According to the study reviewed by the Times, “Over an 11-month period last year, 129 inmates suffered ‘serious injuries’—ones beyond the capacity of doctors at the jail’s clinics to treat—in altercations with correction department staff members.”
For this brutality, there is usually no accountability. No officers have been criminally prosecuted for using this kind of force against prisoners.
“None have been brought up on formal administrative charges in connection to the cases so far either,” the Times had also reported.
Now, there is at least one rare example of administrative accountability; a chance outbreak of something bearing some resemblance to justice.
“I am convinced of the primacy of the deterrence principle in this instance, in hopes that imposing the most severe sanction would deter future misconduct by those who would participate in or stand idly by when such brazen misconduct occurs. Hopefully, it will help break the vice grip that silence and collusion played in this incident,” Richard concludes.

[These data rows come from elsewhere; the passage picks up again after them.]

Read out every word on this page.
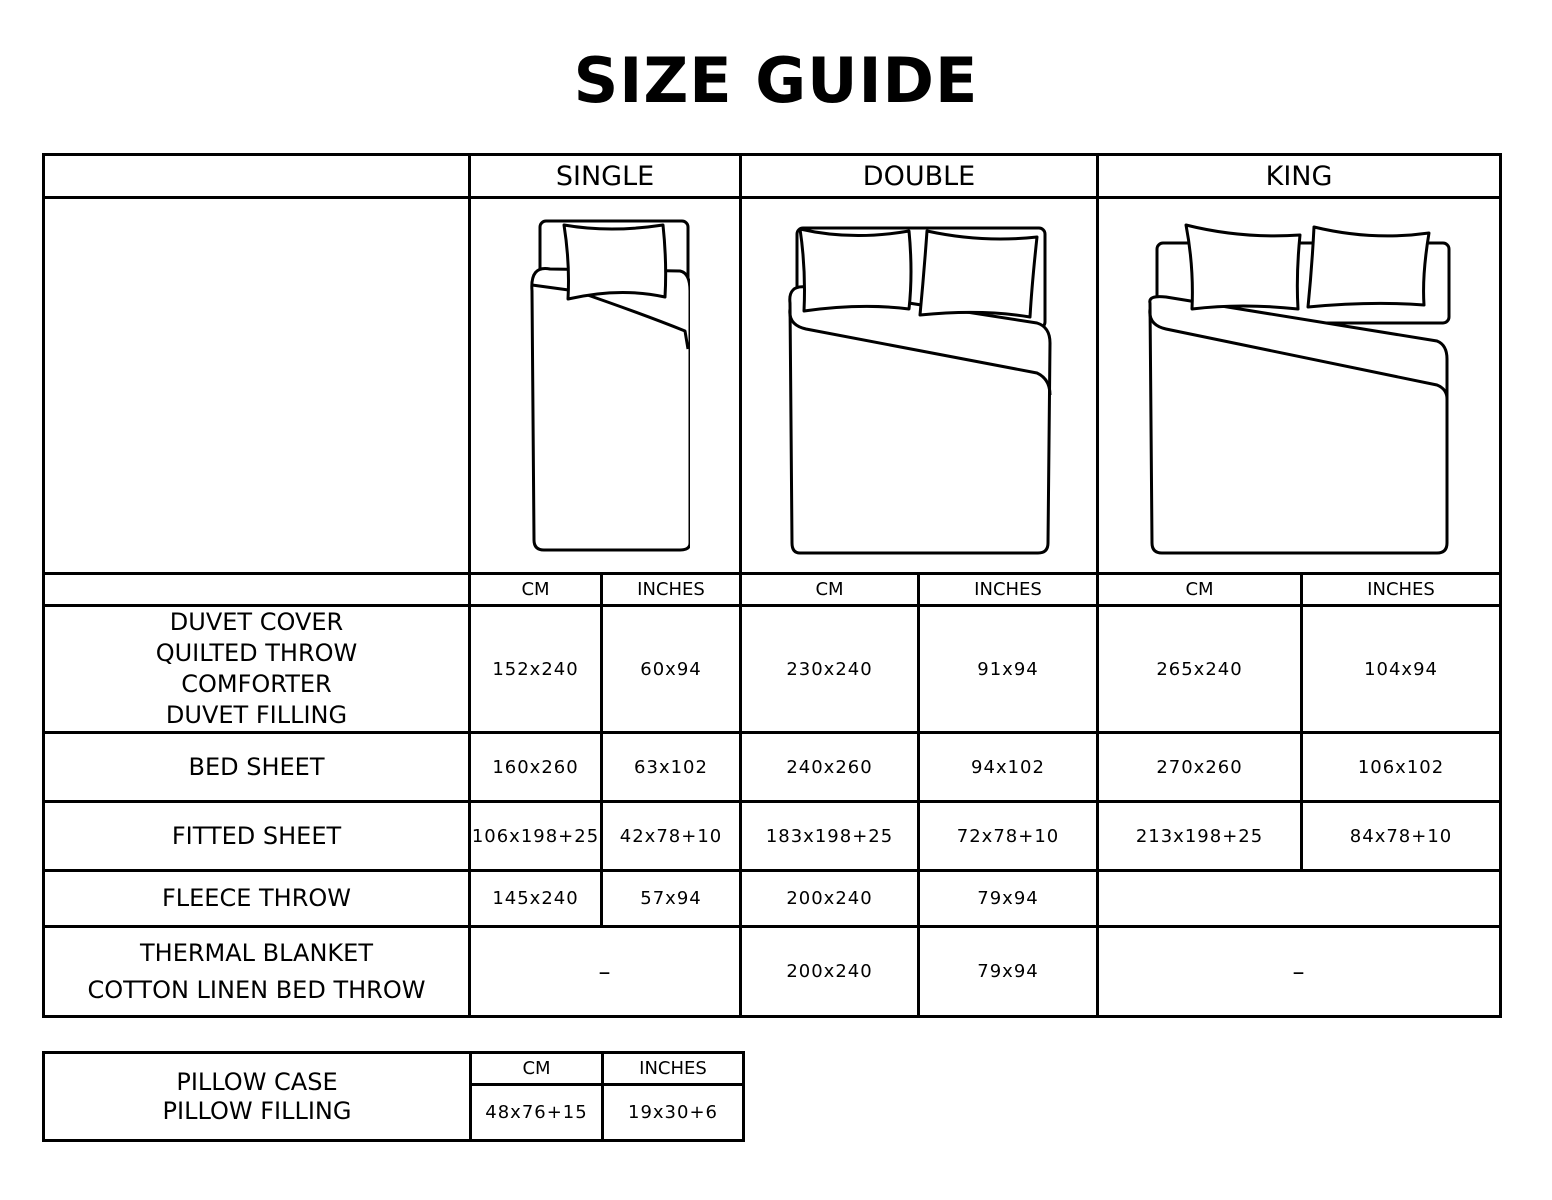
SIZE GUIDE
	SINGLE		DOUBLE		KING	

	CM	INCHES	CM	INCHES	CM	INCHES

DUVET COVER
QUILTED THROW
COMFORTER
DUVET FILLING	152x240	60x94	230x240	91x94	265x240	104x94

BED SHEET	160x260	63x102	240x260	94x102	270x260	106x102

FITTED SHEET	106x198+25	42x78+10	183x198+25	72x78+10	213x198+25	84x78+10

FLEECE THROW	145x240	57x94	200x240	79x94		

THERMAL BLANKET
COTTON LINEN BED THROW	–		200x240	79x94	–	
PILLOW CASE
PILLOW FILLING	CM	INCHES
	48x76+15	19x30+6
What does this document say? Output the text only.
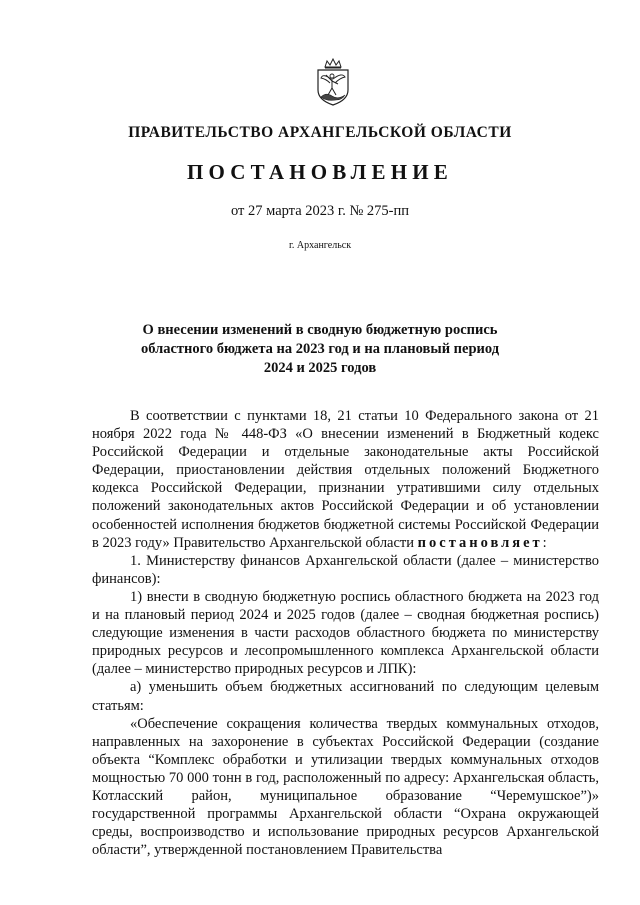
ПРАВИТЕЛЬСТВО АРХАНГЕЛЬСКОЙ ОБЛАСТИ
ПОСТАНОВЛЕНИЕ
от 27 марта 2023 г. № 275-пп
г. Архангельск
О внесении изменений в сводную бюджетную роспись
областного бюджета на 2023 год и на плановый период
2024 и 2025 годов

В соответствии с пунктами 18, 21 статьи 10 Федерального закона от 21 ноября 2022 года № 448-ФЗ «О внесении изменений в Бюджетный кодекс Российской Федерации и отдельные законодательные акты Российской Федерации, приостановлении действия отдельных положений Бюджетного кодекса Российской Федерации, признании утратившими силу отдельных положений законодательных актов Российской Федерации и об установлении особенностей исполнения бюджетов бюджетной системы Российской Федерации в 2023 году» Правительство Архангельской области постановляет:

1. Министерству финансов Архангельской области (далее – министерство финансов):

1) внести в сводную бюджетную роспись областного бюджета на 2023 год и на плановый период 2024 и 2025 годов (далее – сводная бюджетная роспись) следующие изменения в части расходов областного бюджета по министерству природных ресурсов и лесопромышленного комплекса Архангельской области (далее – министерство природных ресурсов и ЛПК):

а) уменьшить объем бюджетных ассигнований по следующим целевым статьям:

«Обеспечение сокращения количества твердых коммунальных отходов, направленных на захоронение в субъектах Российской Федерации (создание объекта “Комплекс обработки и утилизации твердых коммунальных отходов мощностью 70 000 тонн в год, расположенный по адресу: Архангельская область, Котласский район, муниципальное образование “Черемушское”)» государственной программы Архангельской области “Охрана окружающей среды, воспроизводство и использование природных ресурсов Архангельской области”, утвержденной постановлением Правительства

“The Department has lost all confidence that respondents are committed to the most fundamental responsibilities of a member of service. For the reasons set forth herein, I recommend termination of employment for all respondents.”
But will there be additional consequences?
Hinton filed a civil lawsuit in 2013 against the officers and the City of New York and is seeking monetary damages. That lawsuit had been stayed pending the determination of the court but may now proceed.